A Pró-reitoria de Ensino (Proen) do Instituto Federal do Pará (IFPA), por compreender a importância da Licenciatura em Educação do Campo, promoveu mais um ciclo de formação para o Planejamento das Licenciaturas da Educação do Campo. O evento ocorreu nos dias 27, 28 e 29, no auditório Bolonha, na Reitoria, após o término do I Seminário de Planejamento da Política de Educação do Campo. Participaram dessa formação as direções de ensino, coordenações de curso, coordenações pedagógicas, professores de prática de ensino e docentes dos seis campi do IFPA que ofertam o curso: Abaetetuba, Altamira, Bragança, Breves, Marabá e Santarém.

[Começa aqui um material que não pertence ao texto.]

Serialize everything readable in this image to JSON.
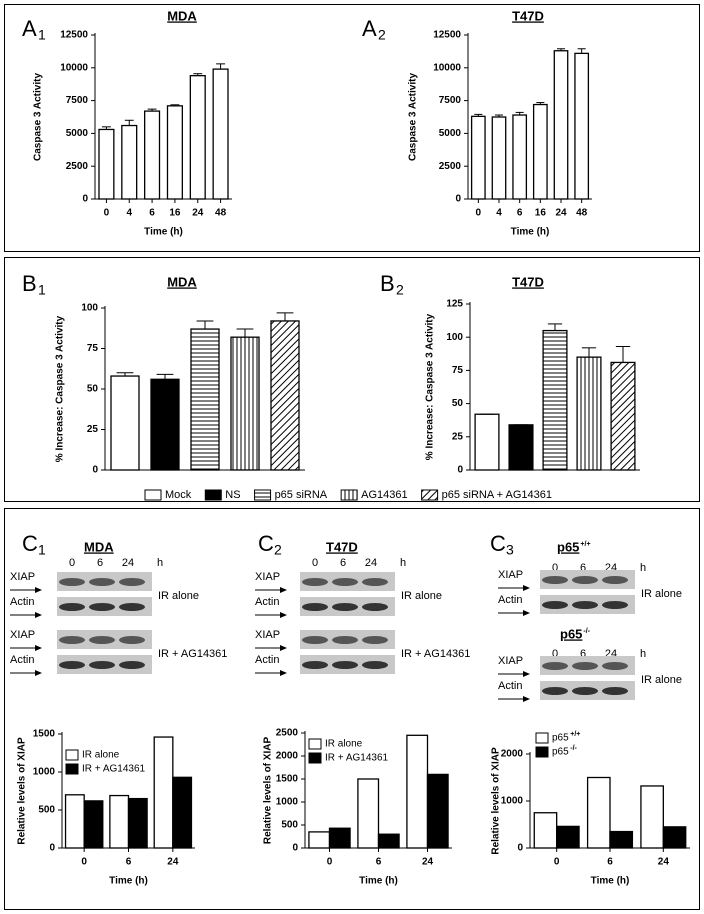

“Neste segundo planejamento, o objetivo é criar uma unidade na diversidade dos territórios atendidos pelo IFPA. A maioria dos cursos terá os mesmos componentes curriculares e as mesmas ementas”, explicou a coordenadora de Educação do Campo, das Águas e da Floresta (Cecaf), Rosemeri Scalabrin.

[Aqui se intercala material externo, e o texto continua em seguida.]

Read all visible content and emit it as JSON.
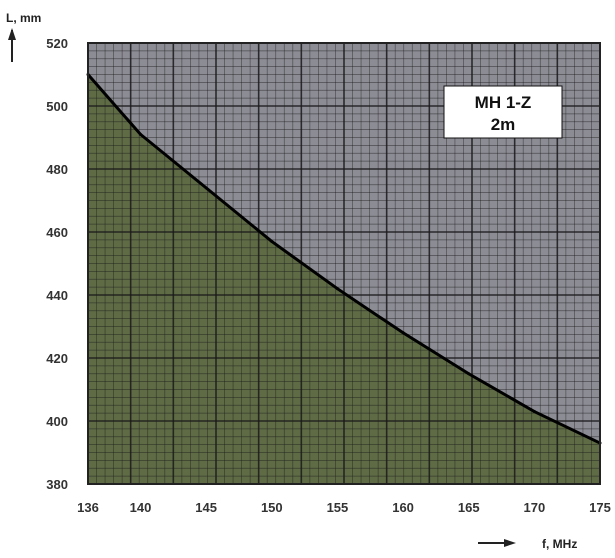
{
  "chart_data": {
    "type": "line",
    "title": "",
    "xlabel": "f, MHz",
    "ylabel": "L, mm",
    "annotation": [
      "MH 1-Z",
      "2m"
    ],
    "xlim": [
      136,
      175
    ],
    "ylim": [
      380,
      520
    ],
    "x_ticks": [
      136,
      140,
      145,
      150,
      155,
      160,
      165,
      170,
      175
    ],
    "x_tick_labels": [
      "136",
      "140",
      "145",
      "150",
      "155",
      "160",
      "165",
      "170",
      "175"
    ],
    "y_ticks": [
      380,
      400,
      420,
      440,
      460,
      480,
      500,
      520
    ],
    "y_tick_labels": [
      "380",
      "400",
      "420",
      "440",
      "460",
      "480",
      "500",
      "520"
    ],
    "grid": true,
    "series": [
      {
        "x": [
          136,
          140,
          145,
          150,
          155,
          160,
          165,
          170,
          175
        ],
        "y": [
          510,
          491,
          474,
          457,
          442,
          428,
          415,
          403,
          393
        ]
      }
    ],
    "colors": {
      "below_curve_fill": "#5e6b45",
      "above_curve_fill": "#8c8c95",
      "grid_line": "#1a1a1a",
      "curve": "#000000",
      "text": "#333333"
    }
  }
}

Rosemeri esclarece ainda que essa atenção ao currículo é importante para os casos em que estudantes solicitam transferência e se mudam de um território para outro, garantindo que eles tenham componentes curriculares mínimos que lhes permitam continuar a formação.
Pensar a política de educação do campus é fundamental, pois ela abrange não só os cursos de formação de professores, mas também as políticas da educação básica e da pós-graduação. “Fizemos um grande esforço para estar aqui. Do campus Rural de Marabá, especificamente, veio um número significativo de pessoas, porque entendemos que tanto o seminário quanto a formação de formadores são muito importantes. Foram abordados temas transversais a todas as nossas políticas de ensino do campus”, afirmou a diretora de Ensino do Campus Rural de Marabá, Tatiane de Cássia Costa Malheiro.
A diretora de Ensino, Tatiane de Cássia, também comentou que o curso ofertado pela Proen a cada semestre é muito importante, pois o evento foi uma oportunidade para os servidores compreenderem as experiências dessa licenciatura em todos os campi. “No Marajó, por exemplo, os professores enfrentam vivências e particularidades específicas da região. Os professores formados em Bragança enfrentam outras realidades. Essa troca enriquece e fortalece nossas potencialidades e nos ajuda a entender nossas limitações na interação entre os alunos, o corpo docente e os currículos”.
Para a professora do IFPA campus Breves, Tatiane Acioli de Almeida, esses dias de formação foram de grande importância para seu campus. Ela explicou que, na região do arquipélago do Marajó, predomina a população do campo, sendo necessário pensar na oferta de educação para essa população, que reside predominantemente em áreas rurais. “Precisamos nos conscientizar de que esse é o nosso público e que precisamos ofertar cursos voltados para ele”, concluiu.